Building collapse highlights rental laws which have left poorest tenants living in danger

By Robert Fisk
Tuesday, 17 January 2012

Usually it's Cairo, this time it was Beirut, but it was a familiar story.

At least 19 – possibly 30 – dead, an old 1920s Lebanese apartment block in a semi-slum, equally old rents, so the survivors said, cheap for the poor tenants; one Egyptian among the dead, four Lebanese including a 14-year-old girl, along with Sudanese, Filipinos and Jordanians. It had been raining for almost a week in Beirut and, during a weekend storm, one of the tenants heard the snap of concrete. He thought it was thunder.

Old rents are the bane of property in Beirut. Under equally old laws, landlords are forbidden to raise rents on long-standing tenants – and thus have no money to pay for safety checks, let alone improvements in the crumbling French mandate buildings that spread across the Lebanese capital after the First World War.

At 25,000 Lebanese pounds a month for a small flat, around £3, a landlord may take in less than £ 100 for an entire building.

Michel Sleiman, the Lebanese president, and a raft of MPs and officials visited the crumpled site of the apartment yesterday while Lebanese Red Cross workers pulled more bodies from the rubble.

Although the district in which the collapse occurred is predominantly Christian, the dead, mostly house workers, were of all creeds – thus making this a peculiarly Lebanese tragedy.

Many Beirut tenants have voluntarily raised their rents since the 1975-1990 civil war; but the poor – especially immigrants from Sudan, Egypt and the Far East, who regularly work as cleaners, maids and doormen in richer Arab countries – cannot afford to do so.
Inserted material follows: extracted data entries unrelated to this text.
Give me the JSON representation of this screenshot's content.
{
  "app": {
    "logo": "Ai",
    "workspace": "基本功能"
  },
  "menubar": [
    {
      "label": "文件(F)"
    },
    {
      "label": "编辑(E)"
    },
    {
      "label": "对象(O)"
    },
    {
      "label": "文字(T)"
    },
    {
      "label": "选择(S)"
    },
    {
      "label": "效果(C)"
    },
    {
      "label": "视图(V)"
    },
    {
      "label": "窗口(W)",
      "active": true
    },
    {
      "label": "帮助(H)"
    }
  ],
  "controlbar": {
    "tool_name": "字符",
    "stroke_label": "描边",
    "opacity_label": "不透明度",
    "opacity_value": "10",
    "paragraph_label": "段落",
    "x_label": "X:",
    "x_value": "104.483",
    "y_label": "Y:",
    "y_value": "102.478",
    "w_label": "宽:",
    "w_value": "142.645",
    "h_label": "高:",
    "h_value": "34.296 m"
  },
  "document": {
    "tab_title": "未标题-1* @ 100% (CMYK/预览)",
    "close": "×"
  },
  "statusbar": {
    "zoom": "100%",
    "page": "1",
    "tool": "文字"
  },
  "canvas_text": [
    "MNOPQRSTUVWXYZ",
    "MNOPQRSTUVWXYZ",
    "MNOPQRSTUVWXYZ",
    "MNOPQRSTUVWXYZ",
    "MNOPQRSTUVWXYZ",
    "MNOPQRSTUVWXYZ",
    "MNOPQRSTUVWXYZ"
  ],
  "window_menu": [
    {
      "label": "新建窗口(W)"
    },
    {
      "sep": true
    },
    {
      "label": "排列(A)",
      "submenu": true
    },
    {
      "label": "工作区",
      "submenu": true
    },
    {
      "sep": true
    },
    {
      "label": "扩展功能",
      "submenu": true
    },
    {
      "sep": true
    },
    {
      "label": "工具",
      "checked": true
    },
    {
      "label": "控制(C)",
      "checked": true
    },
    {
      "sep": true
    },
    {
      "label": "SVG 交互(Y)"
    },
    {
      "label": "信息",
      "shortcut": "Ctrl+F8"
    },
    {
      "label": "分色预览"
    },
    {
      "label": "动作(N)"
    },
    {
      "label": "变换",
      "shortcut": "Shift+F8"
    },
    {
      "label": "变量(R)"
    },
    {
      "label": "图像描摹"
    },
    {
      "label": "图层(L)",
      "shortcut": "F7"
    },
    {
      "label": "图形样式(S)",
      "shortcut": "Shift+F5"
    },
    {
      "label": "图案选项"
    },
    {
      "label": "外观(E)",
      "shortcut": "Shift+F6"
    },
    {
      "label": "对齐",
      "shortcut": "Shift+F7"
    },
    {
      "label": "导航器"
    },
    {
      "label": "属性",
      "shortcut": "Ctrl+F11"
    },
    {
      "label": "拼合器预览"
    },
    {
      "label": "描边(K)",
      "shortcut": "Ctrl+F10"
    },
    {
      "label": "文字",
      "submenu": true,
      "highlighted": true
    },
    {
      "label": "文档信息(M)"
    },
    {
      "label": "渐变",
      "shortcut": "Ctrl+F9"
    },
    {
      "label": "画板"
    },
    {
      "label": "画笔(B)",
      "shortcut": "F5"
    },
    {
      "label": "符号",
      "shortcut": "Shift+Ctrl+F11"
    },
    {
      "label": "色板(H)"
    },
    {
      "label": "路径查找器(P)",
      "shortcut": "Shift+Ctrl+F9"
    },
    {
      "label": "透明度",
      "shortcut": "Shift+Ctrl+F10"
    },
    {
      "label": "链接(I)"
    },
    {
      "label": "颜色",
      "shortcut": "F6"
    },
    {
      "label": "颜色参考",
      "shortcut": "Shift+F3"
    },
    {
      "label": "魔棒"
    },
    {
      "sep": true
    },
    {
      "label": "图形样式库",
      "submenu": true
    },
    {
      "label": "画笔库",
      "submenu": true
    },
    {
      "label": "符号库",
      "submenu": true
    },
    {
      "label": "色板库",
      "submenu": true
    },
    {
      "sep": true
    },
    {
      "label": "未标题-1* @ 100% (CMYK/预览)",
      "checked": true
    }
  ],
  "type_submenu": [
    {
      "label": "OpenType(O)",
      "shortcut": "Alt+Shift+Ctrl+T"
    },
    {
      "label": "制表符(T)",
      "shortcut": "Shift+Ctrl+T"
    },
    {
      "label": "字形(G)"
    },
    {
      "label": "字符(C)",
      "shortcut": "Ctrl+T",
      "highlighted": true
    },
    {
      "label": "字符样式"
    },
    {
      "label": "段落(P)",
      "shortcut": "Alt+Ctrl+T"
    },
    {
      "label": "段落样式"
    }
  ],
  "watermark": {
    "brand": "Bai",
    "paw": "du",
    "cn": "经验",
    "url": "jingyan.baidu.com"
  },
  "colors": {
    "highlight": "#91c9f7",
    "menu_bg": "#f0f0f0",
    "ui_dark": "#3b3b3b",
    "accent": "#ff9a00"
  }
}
Worse still – though there is no evidence that this applies to the building which collapsed on its 50 tenants in the Fassouh area of Ashrafiyeh on Sunday night – many properties were badly damaged by shellfire during the 15-year conflict and cheaply repaired with no serious study of internal structural damage.

In Egypt, where most buildings are thrown up without planning permission, let alone safety rules, house collapses are frequent. Less so in Beirut, although the city lies on one of the region's most prominent earthquake fault-lines (it connects with the geological lines through Turkey) and scientists have several times warned that Lebanon may soon suffer an earthquake of the magnitude of that which destroyed the Roman port in antiquity.

Only modern buildings in Lebanon are constructed with safety margins for major earth tremors.

Socially, the house collapse in Beirut is part of a general Lebanese malaise of pot-holed roads, contaminated water, high food and petrol prices and virtually no health insurance – a scandal in a country whose banks continue to make world-breaking profits and whose infrastructure, freed from corruption and with a serious taxation system, could provide its people with the best living conditions in the Middle East.